欧盟委员会（EC）已授予Ryjunea（SYD-101），Sydnexis专有的低剂量阿托品制剂的上市许可。这标志着一个历史性的里程碑，因为Ryjunea成为欧盟第一个也是唯一被批准用于减缓儿童近视进展的药物治疗。

Indication and Product Details

适应症与产品详情

Ryjunea is a 0.1 mg/ml ophthalmic solution intended for once-daily use. It is indicated for children aged 3 to 14 years at the initiation of treatment, who exhibit myopia progression of 0.5 diopters (D) or more per year, with a refractive error ranging from -0.5 D to -6.0 D.

Ryjunea 是一种 0.1 毫克/毫升的眼用溶液，每日使用一次。适用于治疗开始时年龄在 3 至 14 岁之间、每年近视进展达到或超过 0.5 屈光度 (D)、屈光误差在 -0.5 D 至 -6.0 D 范围内的儿童。

Backed by Clinical Evidence from the STAR Study

得到STAR研究的临床证据支持

The approval is based on data from the pivotal Phase 3 STAR study, which evaluated the efficacy and safety of SYD-101 in children with progressive myopia. The trial demonstrated that Ryjunea slowed the annual progression of myopia by 30% over two years compared to placebo. It also assessed the drug’s potential in reducing the risk of co-morbidities linked to high myopia..

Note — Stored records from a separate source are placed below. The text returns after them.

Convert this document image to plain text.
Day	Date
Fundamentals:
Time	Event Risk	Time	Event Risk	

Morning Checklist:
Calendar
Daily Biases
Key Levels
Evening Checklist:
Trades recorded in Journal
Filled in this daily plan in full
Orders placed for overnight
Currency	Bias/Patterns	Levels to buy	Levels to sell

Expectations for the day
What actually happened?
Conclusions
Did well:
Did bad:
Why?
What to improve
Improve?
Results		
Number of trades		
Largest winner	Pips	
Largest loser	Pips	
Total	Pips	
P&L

该批准基于关键的三期STAR研究的数据，该研究评估了SYD-101在进展性近视儿童中的有效性和安全性。试验表明，与安慰剂相比，Ryjunea在两年内将近视的年度进展减缓了30%。研究还评估了该药物在降低与高度近视相关的并发症风险方面的潜力。

Industry Perspectives

行业视角

“This marks a significant milestone for Sydnexis and, most importantly, for pediatric patients with progressive myopia, their families, and physicians as the first and only approved pharmaceutical treatment option in Europe,” said Perry Sternberg, CEO of Sydnexis. “This approval is an endorsement of the potential benefit SYD-101 can provide to millions of patients globally and reinforces the critical importance of early intervention.”.

“这对Sydnexis来说是一个重要的里程碑，更重要的是，对患有进行性近视的儿科患者、他们的家人和医生而言，这是欧洲首个且唯一获批的药物治疗选择，”Sydnexis首席执行官佩里·斯特恩伯格表示。“此次批准证明了SYD-101可能为全球数百万患者带来的益处，并再次强调了早期干预的关键重要性。”

Commercialization Strategy and Global Outlook

商业化战略与全球展望

The EC’s decision follows a recent positive opinion from the Committee for Medicinal Products for Human Use (CHMP). As part of a strategic partnership, Santen has licensed commercialization rights for SYD-101 in Europe, the Middle East, and Africa (EMEA) and will launch the product in these regions under the brand name Ryjunea..

欧盟委员会的决定遵循了人用药品委员会（CHMP）近期的积极意见。作为战略合作伙伴关系的一部分，Santen已获得SYD-101在欧洲、中东和非洲（EMEA）的商业化权利，并将在这几个地区以品牌名Ryjunea推出该产品。

“The EU approval of SYD-101 is a recognition of the compelling safety and efficacy data generated from our landmark STAR study,” said Patrick Johnson, PhD, President of Sydnexis. “This validates the potential benefit that SYD-101 can provide to pediatric myopes in Europe, and we are excited about our continued interactions with the FDA leading up to our October 23 PDUFA date.”.

“欧盟对SYD-101的批准是对我们具有里程碑意义的STAR研究生成的安全性和有效性数据的认可，”Sydnexis总裁Patrick Johnson博士说。“这验证了SYD-101可能为欧洲的儿童近视患者带来的益处，我们期待在10月23日PDUFA日期之前与FDA保持持续的互动。”